La mort vint frapper la dame Mourgues au milieu de ses poursuites acharnées. Les Ducros respirèrent. Ils firent assigner en reprise d'instance le sieur Mourgues fils, demandant qu'il fût débouté de l'appel avec amende et dépens, et condamné en outre à quatre mille livres de dommages, à raison du préjudice que leur causait la continuation de l'instance reprise.
L'affaire fut portée devant le parlement de Toulouse, et, après de sages lenteurs commandées par une cause aussi délicate, l'innocence des six accusés fut reconnue par arrêt du 14 août 1787; le sieur Mourgues fut débouté de l'appel avec dépens; la sentence qui portait contre lui des condamnations pécuniaires fut confirmée; et la cour ordonna l'impression et l'affiche de l'arrêt aux frais de l'accusateur.
INFORTUNES DE LA FAMILLE VERDURE.
Que des enfans dénaturés portent une main sacrilége sur ceux qui leur ont donné le jour, c'est un attentat monstrueux dont les annales de la justice ne fournissent malheureusement que trop d'exemples: l'impatience de jouir d'un patrimoine que la mort d'un père peut seule leur assurer, a pu étouffer dans le cœur de ces monstres la voix de la nature, et les porter par degrés au comble de la férocité; mais qu'un père tendre dont toute la vie est exempte de reproches; qu'un père environné d'une nombreuse famille, qu'il a toujours chérie, assassine un de ses enfans; qu'il choisisse pour victime de sa fureur précisément celui dont les soins assidus, les services continuels exigent de lui plus d'attachement; que, par cet acte de barbarie, il se prive d'un soutien, de celui de sa nombreuse famille; que ses autres enfans concourent à la consommation de cet abominable forfait, c'est ce que nul être raisonnable ne pourra jamais présumer. Il faut, pour croire à un semblable attentat, que les preuves en soient si nombreuses, si claires, qu'il soit impossible d'y résister, et, lors même que ces preuves existent, l'homme sage tremble encore de prendre les fausses lueurs du mensonge pour la lumière de la vérité. Dans le récit que nous allons faire, rien ne motive l'accusation de parricide; il faut absolument supposer qu'il a été commis sans intérêt, contre l'intérêt même de l'accusé.

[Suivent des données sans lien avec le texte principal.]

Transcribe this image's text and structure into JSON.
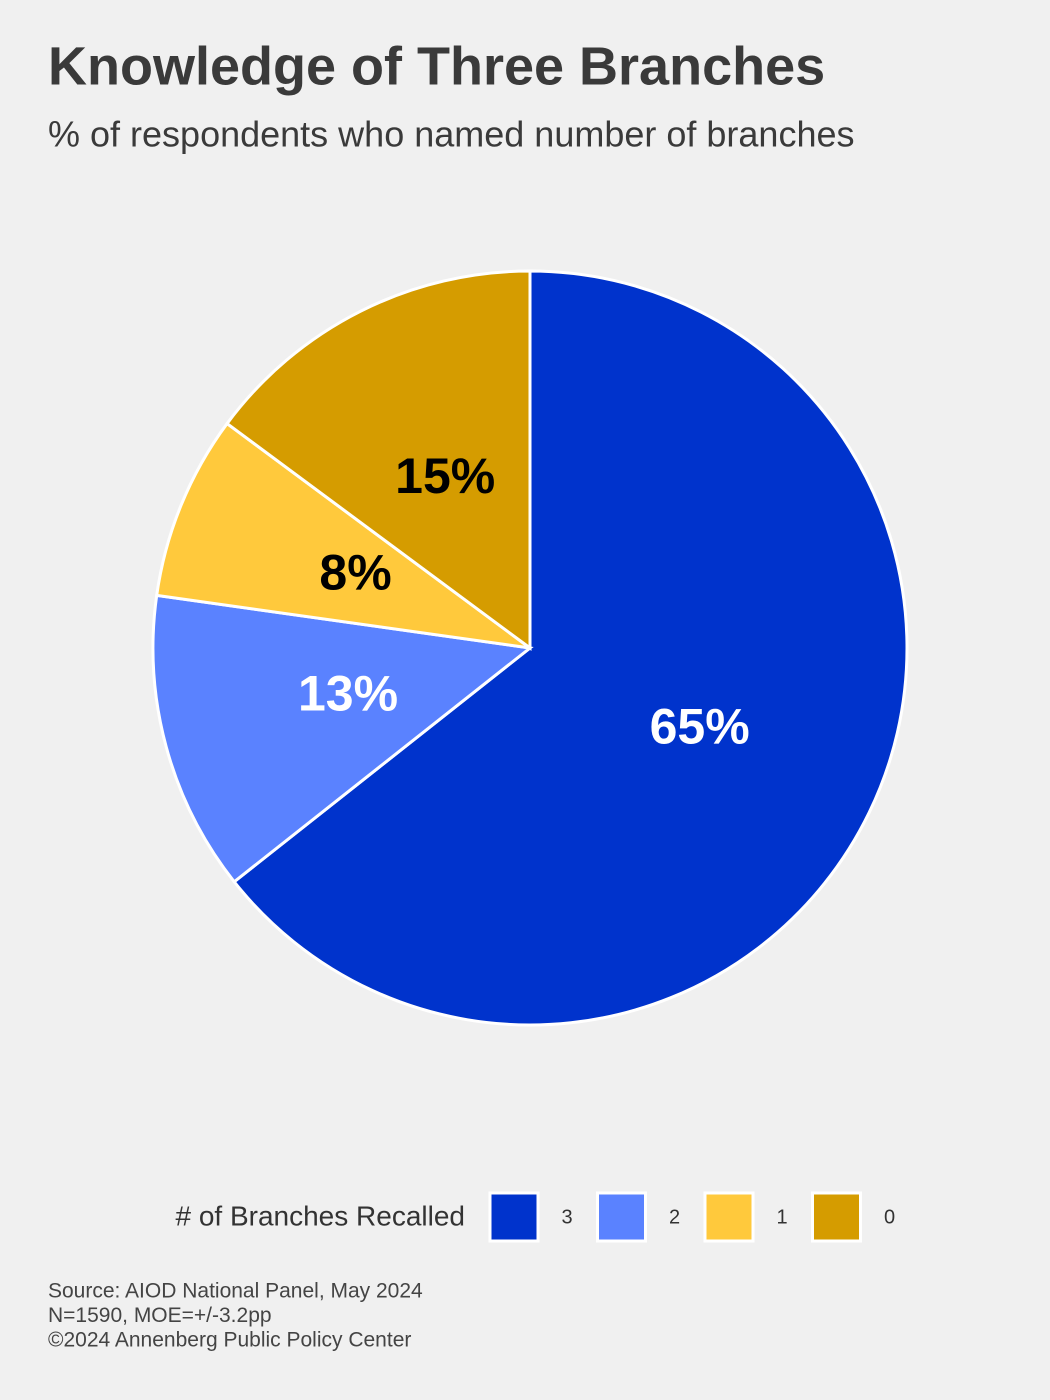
{
  "chart_data": {
    "type": "pie",
    "title": "Knowledge of Three Branches",
    "subtitle": "% of respondents who named number of branches",
    "categories": [
      "3",
      "2",
      "1",
      "0"
    ],
    "values": [
      65,
      13,
      8,
      15
    ],
    "value_labels": [
      "65%",
      "13%",
      "8%",
      "15%"
    ],
    "colors": [
      "#0033cc",
      "#5a82ff",
      "#ffc93c",
      "#d59c00"
    ],
    "legend_title": "# of Branches Recalled",
    "legend_position": "bottom",
    "source": [
      "Source: AIOD National Panel, May 2024",
      "N=1590, MOE=+/-3.2pp",
      "©2024 Annenberg Public Policy Center"
    ]
  }
}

Jacques Verdure était né d'une famille honnête et pauvre de la paroisse de Berville. Jeté par le malheur de sa situation dans la condition de la domesticité, il servit, d'une manière irréprochable, différens maîtres, jusqu'à l'âge de vingt-trois ans. Il épousa, en 1755, Marie-Madeleine Graindel, avec laquelle il vécut dans la plus parfaite union.
Depuis 1774 jusqu'en 1778, Verdure occupa une maison voisine de celle qu'habitait Catherine Hamel, femme Bouillon. C'était une femme violente, emportée, redoutée de tous les habitans des environs, dont la maison était un lieu de débauche, et qui, par sa méchanceté bien connue, était devenue le fléau de la paroisse qu'elle habitait. On verra, par la suite, comment cette horrible mégère fut un des principaux instrumens des malheurs de Verdure.
Heureux au sein de sa famille, celui-ci vivait dans une union intime avec sa femme, avec ses enfans, avec tous ses voisins; mais il n'était pas dans le caractère de la femme Bouillon de respecter sa tranquillité; et Verdure, après quatre années de patience, excédé des tracasseries de cette femme, de ses outrages et de ses violences, fut obligé d'abandonner une maison qu'un pareil voisinage rendait inhabitable pour un homme de son caractère. Il alla demeurer dans une maison située près de l'église de la même paroisse. Là, il continua de vivre dans le calme le plus profond, avec une femme vertueuse, qui s'attachait à faire son bonheur. De huit enfans qui avaient été le fruit de cette union bien assortie, il lui en restait encore six, lorsqu'il eut la douleur de perdre sa chère compagne, à la suite de sa dernière couche.
Par la mort de sa mère, Rose Verdure, âgée alors de vingt-un ans, se trouva de droit à la tête de l'administration intérieure de la maison paternelle. Elle était en outre chargée d'élever son jeune frère et la dernière de ses sœurs, âgée de six semaines lors de la mort de sa mère. Dans le courant de l'année 1780, cette petite fille fut atteinte d'une maladie fort ordinaire aux enfans de son âge; c'était une dartre générale qui lui couvrait toute la tête de croûtes, qui, étant arrachées journellement par l'enfant, donnaient lieu à des excoriations sanglantes; et souvent l'on était obligé d'employer plusieurs linges, avant de pouvoir étancher parfaitement le sang. Cette circonstance est à remarquer; elle sert à expliquer la découverte d'une coiffe ensanglantée trouvée dans la maison de Verdure le lendemain de l'assassinat de Rose, sa fille.